Bersepeda akhir-akhir ini menjadi gaya hidup semua lapisan masyarakat. Tua muda, besar kecil, pria wanita ramai-ramai gowes. Entah dengan sepeda baru atau perbaiki barang lama yang terbengkalai.
Berdasar pengamatan saya, sepeda kembali menjadi tren menjelang akhir 2019. Ada yang bilang, tren bertonggak pada Jambore Sepeda Lipat Nasional (Jamselinas) ke-9 di Palembang, September 2019. Lalu pada Desember, diperbesar dengan kasus penyelundupan Brompton oleh petinggi Garuda Indonesia.
Mulai dari sana, sepeda makin dilirik. Ditambah embel-embel harga selangit sepeda handmade Inggris itu, orang semakin penasaran dan antusias.
Sepeda kian mendapat tempat saat pandemi Corona menyebabkan aktivitas tidak berjalan sebagaimana biasa. Waktu kosong semakin banyak tersedia. Sepeda dianggap sebagai pelarian positif.
***
Saya bisa kendarai sepeda saat masih TK. Sepeda pertama yang saya punya berjenama Triumph. Gagah dan bercat oranye menyilaukan.

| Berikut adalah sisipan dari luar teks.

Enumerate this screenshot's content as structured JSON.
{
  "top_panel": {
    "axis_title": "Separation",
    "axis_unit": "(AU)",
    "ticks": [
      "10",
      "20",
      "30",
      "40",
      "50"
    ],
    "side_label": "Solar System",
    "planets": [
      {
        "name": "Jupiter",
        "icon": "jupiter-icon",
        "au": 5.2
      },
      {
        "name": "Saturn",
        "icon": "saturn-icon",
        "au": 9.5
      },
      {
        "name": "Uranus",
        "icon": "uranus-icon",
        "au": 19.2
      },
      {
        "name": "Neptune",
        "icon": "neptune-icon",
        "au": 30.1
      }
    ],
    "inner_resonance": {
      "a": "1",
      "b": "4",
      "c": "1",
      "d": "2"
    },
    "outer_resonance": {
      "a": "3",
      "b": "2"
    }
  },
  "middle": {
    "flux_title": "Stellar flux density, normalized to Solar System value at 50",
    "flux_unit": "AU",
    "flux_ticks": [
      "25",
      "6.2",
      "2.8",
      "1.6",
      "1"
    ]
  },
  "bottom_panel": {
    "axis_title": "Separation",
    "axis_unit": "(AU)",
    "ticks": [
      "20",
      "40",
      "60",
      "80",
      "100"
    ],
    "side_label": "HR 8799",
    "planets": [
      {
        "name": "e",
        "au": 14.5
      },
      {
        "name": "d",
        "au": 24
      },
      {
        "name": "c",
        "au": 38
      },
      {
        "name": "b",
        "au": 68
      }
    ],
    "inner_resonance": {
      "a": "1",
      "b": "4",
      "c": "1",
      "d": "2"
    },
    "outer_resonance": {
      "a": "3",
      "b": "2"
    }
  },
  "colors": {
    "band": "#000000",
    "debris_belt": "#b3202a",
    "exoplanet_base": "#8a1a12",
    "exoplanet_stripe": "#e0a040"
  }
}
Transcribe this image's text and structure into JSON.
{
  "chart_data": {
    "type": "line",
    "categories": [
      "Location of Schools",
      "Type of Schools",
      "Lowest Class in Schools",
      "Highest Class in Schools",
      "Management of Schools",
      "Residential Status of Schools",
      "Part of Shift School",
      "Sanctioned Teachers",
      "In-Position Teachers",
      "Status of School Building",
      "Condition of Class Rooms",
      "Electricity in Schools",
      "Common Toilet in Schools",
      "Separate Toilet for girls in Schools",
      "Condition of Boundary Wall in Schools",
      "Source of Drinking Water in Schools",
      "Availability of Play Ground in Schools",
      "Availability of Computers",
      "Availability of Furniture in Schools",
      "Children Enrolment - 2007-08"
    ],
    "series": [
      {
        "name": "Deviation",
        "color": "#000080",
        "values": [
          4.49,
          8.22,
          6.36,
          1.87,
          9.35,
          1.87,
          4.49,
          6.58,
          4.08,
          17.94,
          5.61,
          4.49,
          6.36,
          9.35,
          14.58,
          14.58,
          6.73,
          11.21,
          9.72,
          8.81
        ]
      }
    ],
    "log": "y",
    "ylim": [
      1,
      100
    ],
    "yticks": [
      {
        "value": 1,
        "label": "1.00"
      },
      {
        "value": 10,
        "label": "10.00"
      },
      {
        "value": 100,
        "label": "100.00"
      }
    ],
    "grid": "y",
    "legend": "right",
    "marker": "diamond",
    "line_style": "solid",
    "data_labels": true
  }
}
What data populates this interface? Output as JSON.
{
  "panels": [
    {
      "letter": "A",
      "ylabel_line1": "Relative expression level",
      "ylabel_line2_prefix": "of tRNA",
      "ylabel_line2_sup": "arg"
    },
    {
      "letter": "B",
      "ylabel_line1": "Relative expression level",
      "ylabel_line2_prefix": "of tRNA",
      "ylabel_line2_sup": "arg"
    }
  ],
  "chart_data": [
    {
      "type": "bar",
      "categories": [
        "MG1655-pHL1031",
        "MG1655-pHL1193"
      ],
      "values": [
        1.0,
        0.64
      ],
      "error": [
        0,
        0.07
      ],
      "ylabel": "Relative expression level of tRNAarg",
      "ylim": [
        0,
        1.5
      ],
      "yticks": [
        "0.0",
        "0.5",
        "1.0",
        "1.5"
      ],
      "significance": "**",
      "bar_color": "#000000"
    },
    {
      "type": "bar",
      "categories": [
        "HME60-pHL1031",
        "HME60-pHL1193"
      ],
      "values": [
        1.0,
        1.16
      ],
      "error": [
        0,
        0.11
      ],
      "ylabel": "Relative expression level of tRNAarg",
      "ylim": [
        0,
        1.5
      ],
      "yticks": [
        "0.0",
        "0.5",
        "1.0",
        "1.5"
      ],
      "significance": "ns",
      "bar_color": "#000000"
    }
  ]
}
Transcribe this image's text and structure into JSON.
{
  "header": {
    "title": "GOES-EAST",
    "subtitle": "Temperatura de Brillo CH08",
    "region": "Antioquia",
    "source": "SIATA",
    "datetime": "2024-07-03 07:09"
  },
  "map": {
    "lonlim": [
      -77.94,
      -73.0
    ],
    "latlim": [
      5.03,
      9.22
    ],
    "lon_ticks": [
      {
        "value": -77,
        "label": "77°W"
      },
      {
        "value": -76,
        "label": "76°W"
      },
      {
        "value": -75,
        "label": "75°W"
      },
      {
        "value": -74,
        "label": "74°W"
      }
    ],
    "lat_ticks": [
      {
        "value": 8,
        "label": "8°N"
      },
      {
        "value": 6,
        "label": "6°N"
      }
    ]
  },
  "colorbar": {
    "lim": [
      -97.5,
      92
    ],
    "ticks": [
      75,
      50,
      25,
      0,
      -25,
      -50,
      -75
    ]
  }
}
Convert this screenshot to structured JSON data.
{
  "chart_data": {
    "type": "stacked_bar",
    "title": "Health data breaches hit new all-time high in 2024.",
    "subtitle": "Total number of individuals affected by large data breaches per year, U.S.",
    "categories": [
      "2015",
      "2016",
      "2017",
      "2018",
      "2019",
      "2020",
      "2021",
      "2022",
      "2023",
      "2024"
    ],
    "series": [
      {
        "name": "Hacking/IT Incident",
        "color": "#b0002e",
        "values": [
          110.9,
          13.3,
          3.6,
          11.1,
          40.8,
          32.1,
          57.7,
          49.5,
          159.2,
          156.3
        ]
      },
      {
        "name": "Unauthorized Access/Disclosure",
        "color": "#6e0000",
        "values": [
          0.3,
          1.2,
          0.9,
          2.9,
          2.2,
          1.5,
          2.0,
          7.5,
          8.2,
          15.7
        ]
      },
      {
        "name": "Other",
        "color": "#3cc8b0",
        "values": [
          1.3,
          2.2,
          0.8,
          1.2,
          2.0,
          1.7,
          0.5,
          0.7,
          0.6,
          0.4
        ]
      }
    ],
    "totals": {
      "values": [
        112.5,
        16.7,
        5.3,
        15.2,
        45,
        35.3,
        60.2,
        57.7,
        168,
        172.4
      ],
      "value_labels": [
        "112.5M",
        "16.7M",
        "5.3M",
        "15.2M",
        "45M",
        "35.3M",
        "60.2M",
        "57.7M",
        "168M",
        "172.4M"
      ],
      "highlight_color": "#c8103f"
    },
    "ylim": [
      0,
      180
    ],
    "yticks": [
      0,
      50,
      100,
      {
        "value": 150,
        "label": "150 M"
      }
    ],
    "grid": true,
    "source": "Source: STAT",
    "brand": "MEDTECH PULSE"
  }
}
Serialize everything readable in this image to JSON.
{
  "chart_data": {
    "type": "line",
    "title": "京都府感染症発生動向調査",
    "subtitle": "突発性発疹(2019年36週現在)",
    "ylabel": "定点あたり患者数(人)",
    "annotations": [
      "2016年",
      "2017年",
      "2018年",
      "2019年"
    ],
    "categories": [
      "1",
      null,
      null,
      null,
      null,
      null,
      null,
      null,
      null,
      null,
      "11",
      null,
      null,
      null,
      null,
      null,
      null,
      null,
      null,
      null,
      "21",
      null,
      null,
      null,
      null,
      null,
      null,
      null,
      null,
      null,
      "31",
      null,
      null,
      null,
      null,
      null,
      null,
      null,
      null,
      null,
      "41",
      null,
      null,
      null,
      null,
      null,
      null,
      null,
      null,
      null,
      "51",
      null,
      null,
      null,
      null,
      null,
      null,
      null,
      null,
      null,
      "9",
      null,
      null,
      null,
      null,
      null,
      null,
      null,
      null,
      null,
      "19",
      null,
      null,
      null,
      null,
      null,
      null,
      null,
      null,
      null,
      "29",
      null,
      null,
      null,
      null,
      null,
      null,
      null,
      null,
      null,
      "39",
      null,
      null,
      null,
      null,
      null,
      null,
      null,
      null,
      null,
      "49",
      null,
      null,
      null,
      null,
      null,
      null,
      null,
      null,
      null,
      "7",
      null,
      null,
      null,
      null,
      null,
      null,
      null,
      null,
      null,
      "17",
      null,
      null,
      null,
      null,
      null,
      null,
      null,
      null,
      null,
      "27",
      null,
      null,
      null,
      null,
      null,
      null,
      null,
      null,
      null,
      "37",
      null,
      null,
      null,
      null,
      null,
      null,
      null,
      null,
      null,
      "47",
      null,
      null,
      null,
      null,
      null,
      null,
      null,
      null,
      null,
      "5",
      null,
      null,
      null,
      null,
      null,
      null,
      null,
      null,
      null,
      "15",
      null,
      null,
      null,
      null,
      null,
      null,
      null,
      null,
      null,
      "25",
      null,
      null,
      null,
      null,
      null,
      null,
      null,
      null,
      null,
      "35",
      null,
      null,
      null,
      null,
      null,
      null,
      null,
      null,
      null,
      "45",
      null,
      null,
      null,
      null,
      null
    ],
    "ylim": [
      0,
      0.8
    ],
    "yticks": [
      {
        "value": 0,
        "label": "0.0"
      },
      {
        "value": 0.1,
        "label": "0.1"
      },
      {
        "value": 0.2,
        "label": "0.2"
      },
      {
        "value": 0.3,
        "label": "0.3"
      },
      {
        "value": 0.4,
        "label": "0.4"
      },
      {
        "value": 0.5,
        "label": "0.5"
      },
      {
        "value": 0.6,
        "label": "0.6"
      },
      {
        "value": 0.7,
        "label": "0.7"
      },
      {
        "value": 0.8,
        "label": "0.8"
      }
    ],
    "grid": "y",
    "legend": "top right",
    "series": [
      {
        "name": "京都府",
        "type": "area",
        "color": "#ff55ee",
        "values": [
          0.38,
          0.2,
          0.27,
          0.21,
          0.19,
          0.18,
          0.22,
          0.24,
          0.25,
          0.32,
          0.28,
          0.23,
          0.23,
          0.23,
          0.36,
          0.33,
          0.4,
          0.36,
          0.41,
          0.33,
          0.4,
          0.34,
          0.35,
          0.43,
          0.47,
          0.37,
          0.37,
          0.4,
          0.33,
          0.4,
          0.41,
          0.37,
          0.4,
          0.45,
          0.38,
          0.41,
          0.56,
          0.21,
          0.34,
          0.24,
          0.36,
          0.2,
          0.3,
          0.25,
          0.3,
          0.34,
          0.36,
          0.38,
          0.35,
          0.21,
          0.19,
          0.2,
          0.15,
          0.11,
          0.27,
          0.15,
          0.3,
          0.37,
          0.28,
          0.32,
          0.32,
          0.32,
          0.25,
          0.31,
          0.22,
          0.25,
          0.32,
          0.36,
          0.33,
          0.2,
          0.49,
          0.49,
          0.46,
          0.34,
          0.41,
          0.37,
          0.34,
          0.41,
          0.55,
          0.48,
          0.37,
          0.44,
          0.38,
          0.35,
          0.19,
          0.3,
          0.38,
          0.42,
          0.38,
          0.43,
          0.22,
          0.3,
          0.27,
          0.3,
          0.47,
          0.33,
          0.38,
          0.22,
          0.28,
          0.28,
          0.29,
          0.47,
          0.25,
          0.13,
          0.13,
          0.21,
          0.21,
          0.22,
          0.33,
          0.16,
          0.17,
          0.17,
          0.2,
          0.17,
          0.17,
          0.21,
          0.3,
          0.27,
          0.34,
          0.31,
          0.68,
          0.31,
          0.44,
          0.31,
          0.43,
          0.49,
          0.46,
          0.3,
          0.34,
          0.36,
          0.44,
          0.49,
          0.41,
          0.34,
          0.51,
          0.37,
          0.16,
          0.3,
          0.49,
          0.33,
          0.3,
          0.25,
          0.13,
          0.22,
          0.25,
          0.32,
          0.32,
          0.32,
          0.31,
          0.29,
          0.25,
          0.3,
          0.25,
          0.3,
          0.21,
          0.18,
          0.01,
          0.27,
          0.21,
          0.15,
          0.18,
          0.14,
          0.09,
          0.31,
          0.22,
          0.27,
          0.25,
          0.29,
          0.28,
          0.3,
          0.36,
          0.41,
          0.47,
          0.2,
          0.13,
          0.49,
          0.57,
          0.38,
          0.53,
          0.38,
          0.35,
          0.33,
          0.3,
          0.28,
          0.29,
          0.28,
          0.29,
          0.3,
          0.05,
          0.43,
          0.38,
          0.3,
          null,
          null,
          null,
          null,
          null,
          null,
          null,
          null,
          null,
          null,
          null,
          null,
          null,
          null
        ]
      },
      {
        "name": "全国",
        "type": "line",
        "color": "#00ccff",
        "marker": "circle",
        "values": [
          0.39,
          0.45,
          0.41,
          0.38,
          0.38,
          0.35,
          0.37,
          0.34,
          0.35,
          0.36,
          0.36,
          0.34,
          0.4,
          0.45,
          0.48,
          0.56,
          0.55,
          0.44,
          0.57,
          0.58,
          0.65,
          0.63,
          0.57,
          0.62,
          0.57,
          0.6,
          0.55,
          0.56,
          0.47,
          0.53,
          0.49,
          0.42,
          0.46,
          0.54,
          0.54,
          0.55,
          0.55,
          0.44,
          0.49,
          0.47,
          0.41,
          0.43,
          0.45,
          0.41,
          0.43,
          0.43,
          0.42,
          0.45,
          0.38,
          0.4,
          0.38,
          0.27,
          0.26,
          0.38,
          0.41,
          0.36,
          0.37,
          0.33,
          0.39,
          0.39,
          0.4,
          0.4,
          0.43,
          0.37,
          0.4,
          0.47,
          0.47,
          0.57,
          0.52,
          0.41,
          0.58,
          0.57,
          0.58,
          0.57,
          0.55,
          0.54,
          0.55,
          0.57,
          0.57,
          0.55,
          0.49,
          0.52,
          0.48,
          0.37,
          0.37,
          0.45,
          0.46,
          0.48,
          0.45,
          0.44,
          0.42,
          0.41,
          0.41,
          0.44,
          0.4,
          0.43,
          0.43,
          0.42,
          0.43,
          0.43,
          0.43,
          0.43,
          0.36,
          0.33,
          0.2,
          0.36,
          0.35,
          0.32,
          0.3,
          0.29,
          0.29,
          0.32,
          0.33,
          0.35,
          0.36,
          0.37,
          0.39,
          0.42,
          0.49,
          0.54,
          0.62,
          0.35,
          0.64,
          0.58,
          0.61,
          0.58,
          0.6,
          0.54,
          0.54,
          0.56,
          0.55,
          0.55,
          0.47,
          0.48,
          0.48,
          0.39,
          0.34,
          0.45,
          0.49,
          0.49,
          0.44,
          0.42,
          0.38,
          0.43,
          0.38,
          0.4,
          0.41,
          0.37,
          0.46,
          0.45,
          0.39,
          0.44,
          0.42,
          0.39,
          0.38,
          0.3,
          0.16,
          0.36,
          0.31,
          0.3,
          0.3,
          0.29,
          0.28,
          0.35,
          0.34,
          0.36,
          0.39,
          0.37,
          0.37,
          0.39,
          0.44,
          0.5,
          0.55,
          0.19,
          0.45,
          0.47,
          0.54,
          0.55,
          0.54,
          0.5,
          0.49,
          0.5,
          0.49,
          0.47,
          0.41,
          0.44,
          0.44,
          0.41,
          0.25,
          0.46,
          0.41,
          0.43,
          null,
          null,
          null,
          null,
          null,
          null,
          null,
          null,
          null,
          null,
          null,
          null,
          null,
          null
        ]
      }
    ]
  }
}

Guru bersepeda saya tentu Bapak. Saat sudah bisa, tengah hari bolong yang terik tak saya pedulikan. Ibu berteriak mencegah tak saya hiraukan. Rute saya sebenarnya tak jauh. Hanya di gang sebelah rumah sampai gang sebelah sananya. Euforia dan sensasinya masih terasa.
Sepeda kedua dibelikan Bapak saat kelas dua SD. Berukuran lebih besar daripada sebelumnya. Merk-nya Mustang. Berwarna ungu tua. Sangat elegan dan menggetarkan.
Seingat saya, Mustang saya pakai tak sampai dua tahun. Saat kelas tiga, Bapak menggantinya dengan sepeda yang saat itu sangat hype. Sebuah merk yang lekat dengan karakter domba heeebooh~
Ya betul, sepeda saya berikutnya Wim Cycle BMX dengan sadel melayang. Lagi-lagi berwarna ungu tua. Kali ini lebih glossy dan mevvah.
Wim Cycle seri itu menjadi standar kekerenan bocah SD di masanya. Saya dan kakak sepupu beruntung bisa memiliki. Sadelnya dipasang di atas sebuah besi diagonal dan benar-benar diposisikan melayang. Untuk menjaga kenyamanan, di bawahnya dipasang karet kerucut sebagai tumpuan. Mirip bentuk suspensi Brompton.